Abstract:Task-oriented communication aims to extract and transmit task-relevant information to significantly reduce the communication overhead and transmission latency. However, the unpredictable distribution shifts between training and test data, including domain shift and semantic shift, can dramatically undermine the system performance. In order to tackle these challenges, it is crucial to ensure that the encoded features can generalize to domain-shifted data and detect semanticshifted data, while remaining compact for transmission. In this paper, we propose a novel approach based on the information bottleneck (IB) principle and invariant risk minimization (IRM) framework. The proposed method aims to extract compact and informative features that possess high capability for effective domain-shift generalization and accurate semantic-shift detection without any knowledge of the test data during training. Specifically, we propose an invariant feature encoding approach based on the IB principle and IRM framework for domainshift generalization, which aims to find the causal relationship between the input data and task result by minimizing the complexity and domain dependence of the encoded feature.
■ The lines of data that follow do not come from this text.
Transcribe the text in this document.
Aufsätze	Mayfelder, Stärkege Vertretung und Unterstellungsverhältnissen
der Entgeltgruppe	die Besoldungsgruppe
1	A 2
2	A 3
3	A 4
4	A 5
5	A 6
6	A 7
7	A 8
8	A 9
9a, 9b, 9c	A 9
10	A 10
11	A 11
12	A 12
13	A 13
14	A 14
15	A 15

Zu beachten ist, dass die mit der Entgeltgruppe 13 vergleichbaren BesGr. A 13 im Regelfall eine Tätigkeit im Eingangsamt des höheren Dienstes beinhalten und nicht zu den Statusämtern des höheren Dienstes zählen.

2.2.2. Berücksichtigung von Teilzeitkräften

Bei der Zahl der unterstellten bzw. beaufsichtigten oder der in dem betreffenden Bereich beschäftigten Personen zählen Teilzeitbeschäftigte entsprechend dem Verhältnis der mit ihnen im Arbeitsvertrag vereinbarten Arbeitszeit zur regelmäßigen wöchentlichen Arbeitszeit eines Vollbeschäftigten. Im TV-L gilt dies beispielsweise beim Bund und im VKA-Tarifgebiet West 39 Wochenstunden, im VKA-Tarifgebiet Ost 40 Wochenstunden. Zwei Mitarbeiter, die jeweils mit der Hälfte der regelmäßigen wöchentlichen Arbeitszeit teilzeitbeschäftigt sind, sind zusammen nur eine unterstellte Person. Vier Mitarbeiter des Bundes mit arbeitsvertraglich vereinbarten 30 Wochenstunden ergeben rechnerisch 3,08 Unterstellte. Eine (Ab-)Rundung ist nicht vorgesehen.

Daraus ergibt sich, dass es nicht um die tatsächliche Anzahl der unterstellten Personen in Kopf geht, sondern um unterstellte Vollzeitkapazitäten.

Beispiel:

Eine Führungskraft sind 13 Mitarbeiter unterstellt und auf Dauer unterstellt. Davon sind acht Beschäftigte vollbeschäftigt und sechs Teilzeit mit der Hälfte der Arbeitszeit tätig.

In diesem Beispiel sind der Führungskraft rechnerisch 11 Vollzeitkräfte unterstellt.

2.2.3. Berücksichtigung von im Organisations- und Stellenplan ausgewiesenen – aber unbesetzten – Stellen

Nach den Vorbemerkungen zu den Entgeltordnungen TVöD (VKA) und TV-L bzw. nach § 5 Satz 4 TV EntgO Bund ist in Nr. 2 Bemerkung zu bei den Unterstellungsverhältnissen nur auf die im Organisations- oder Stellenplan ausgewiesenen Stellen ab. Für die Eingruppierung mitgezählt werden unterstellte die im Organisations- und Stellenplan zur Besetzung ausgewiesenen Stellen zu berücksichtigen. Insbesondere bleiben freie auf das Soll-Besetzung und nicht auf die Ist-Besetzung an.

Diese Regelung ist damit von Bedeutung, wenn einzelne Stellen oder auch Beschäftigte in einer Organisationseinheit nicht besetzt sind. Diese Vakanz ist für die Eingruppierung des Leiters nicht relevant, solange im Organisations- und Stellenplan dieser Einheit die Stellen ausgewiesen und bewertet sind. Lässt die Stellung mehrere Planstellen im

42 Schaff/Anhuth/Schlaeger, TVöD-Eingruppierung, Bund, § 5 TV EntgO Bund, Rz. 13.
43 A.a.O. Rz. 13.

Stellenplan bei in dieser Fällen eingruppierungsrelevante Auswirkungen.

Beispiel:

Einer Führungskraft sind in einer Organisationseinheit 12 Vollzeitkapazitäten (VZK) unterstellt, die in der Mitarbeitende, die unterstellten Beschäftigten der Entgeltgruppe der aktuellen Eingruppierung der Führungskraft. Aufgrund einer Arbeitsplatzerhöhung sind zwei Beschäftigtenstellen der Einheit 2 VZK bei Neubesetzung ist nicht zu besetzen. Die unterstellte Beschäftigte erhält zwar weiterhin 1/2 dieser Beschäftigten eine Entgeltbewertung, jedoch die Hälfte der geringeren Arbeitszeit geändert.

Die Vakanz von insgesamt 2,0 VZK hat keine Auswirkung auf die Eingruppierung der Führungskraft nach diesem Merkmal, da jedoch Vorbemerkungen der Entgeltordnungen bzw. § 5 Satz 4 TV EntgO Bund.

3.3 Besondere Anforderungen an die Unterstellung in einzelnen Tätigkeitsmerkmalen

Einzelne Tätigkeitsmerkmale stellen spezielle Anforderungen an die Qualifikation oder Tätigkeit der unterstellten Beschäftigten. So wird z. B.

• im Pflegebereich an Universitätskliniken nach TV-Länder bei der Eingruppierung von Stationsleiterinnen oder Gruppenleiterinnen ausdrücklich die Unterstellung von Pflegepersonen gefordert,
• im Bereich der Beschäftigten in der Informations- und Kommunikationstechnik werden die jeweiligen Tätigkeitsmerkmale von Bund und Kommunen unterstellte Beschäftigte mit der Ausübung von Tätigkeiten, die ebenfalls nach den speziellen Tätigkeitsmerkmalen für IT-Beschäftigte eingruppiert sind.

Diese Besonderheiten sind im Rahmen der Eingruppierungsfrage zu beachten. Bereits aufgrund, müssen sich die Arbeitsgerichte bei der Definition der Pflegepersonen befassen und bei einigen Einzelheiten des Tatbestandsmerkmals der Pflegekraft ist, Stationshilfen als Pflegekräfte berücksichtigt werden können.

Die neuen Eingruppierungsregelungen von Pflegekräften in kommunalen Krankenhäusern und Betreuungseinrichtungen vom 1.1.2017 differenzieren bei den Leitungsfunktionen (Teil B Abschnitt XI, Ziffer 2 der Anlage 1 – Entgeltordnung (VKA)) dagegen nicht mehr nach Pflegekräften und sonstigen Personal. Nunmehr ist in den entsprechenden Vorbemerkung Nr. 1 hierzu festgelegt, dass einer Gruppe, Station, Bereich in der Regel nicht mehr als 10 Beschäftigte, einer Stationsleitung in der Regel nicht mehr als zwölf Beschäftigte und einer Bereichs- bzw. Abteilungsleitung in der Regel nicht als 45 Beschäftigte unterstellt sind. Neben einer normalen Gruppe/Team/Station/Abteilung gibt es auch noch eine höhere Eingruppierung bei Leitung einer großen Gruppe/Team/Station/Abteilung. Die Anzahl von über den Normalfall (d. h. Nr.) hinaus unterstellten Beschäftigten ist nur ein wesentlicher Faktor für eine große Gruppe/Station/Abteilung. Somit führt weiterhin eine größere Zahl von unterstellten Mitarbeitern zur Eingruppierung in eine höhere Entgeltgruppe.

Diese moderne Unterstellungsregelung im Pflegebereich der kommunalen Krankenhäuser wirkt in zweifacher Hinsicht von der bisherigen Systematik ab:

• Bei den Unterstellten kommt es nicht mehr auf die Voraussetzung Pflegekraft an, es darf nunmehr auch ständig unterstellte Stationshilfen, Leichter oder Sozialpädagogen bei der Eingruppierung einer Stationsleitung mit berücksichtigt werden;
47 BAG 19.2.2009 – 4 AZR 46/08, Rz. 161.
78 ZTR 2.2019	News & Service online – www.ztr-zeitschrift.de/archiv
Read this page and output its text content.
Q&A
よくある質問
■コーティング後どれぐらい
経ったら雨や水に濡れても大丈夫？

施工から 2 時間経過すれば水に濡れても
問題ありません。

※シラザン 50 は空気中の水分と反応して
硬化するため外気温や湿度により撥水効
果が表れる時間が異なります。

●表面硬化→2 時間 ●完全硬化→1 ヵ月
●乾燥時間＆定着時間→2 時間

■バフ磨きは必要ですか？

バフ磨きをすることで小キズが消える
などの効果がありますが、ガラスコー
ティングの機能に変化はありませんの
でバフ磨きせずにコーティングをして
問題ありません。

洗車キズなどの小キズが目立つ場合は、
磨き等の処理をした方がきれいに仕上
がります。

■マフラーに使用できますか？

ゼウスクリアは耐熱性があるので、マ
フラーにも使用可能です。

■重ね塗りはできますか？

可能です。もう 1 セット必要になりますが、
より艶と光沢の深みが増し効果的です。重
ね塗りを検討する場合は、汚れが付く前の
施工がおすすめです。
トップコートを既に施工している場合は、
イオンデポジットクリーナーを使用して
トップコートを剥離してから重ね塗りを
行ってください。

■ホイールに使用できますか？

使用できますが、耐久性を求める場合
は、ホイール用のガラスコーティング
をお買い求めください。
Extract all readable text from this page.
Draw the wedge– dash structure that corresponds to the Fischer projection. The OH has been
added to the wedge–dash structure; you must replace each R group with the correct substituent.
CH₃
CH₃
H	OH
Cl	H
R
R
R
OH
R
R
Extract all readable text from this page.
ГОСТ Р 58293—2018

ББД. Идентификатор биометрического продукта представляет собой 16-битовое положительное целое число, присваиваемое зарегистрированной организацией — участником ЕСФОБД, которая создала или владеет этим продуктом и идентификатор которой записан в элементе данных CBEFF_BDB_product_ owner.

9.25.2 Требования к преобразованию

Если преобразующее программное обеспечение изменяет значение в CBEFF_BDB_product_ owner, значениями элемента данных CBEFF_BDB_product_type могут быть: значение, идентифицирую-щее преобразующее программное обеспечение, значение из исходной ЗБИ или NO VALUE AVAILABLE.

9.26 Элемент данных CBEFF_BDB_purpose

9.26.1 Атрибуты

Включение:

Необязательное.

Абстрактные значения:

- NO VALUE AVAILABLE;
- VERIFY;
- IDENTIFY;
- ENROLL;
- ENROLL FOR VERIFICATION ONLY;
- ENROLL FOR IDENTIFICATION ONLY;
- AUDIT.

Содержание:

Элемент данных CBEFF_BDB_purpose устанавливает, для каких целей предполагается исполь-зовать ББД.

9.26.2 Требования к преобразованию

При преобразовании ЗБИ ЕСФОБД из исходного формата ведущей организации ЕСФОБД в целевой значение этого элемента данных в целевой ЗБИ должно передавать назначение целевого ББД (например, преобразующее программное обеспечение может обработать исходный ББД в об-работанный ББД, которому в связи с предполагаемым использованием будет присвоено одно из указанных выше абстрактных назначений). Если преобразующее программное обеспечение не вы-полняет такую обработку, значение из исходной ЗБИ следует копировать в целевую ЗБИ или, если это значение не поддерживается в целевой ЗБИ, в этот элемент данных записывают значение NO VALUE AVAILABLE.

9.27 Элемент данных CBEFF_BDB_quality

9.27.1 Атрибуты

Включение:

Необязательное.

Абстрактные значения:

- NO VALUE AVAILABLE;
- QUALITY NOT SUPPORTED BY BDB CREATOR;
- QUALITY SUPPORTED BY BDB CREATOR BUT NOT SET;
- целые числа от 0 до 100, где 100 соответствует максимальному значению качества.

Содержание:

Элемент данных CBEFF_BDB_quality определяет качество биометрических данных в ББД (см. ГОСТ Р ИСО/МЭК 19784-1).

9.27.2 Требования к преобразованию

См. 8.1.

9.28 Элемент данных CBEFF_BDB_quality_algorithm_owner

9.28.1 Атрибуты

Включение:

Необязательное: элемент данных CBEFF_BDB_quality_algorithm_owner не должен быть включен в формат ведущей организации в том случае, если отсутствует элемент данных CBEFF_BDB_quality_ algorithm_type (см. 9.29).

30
Furthermore, we enhance the task-oriented communication with the label-dependent feature encoding approach for semanticshift detection which achieves joint gains in IB optimization and detection performance. To avoid the intractable computation of the IB-based objective, we leverage variational approximation to derive a tractable upper bound for optimization. Extensive simulation results on image classification tasks demonstrate that the proposed scheme outperforms state-of-the-art approaches and achieves a better rate-distortion tradeoff.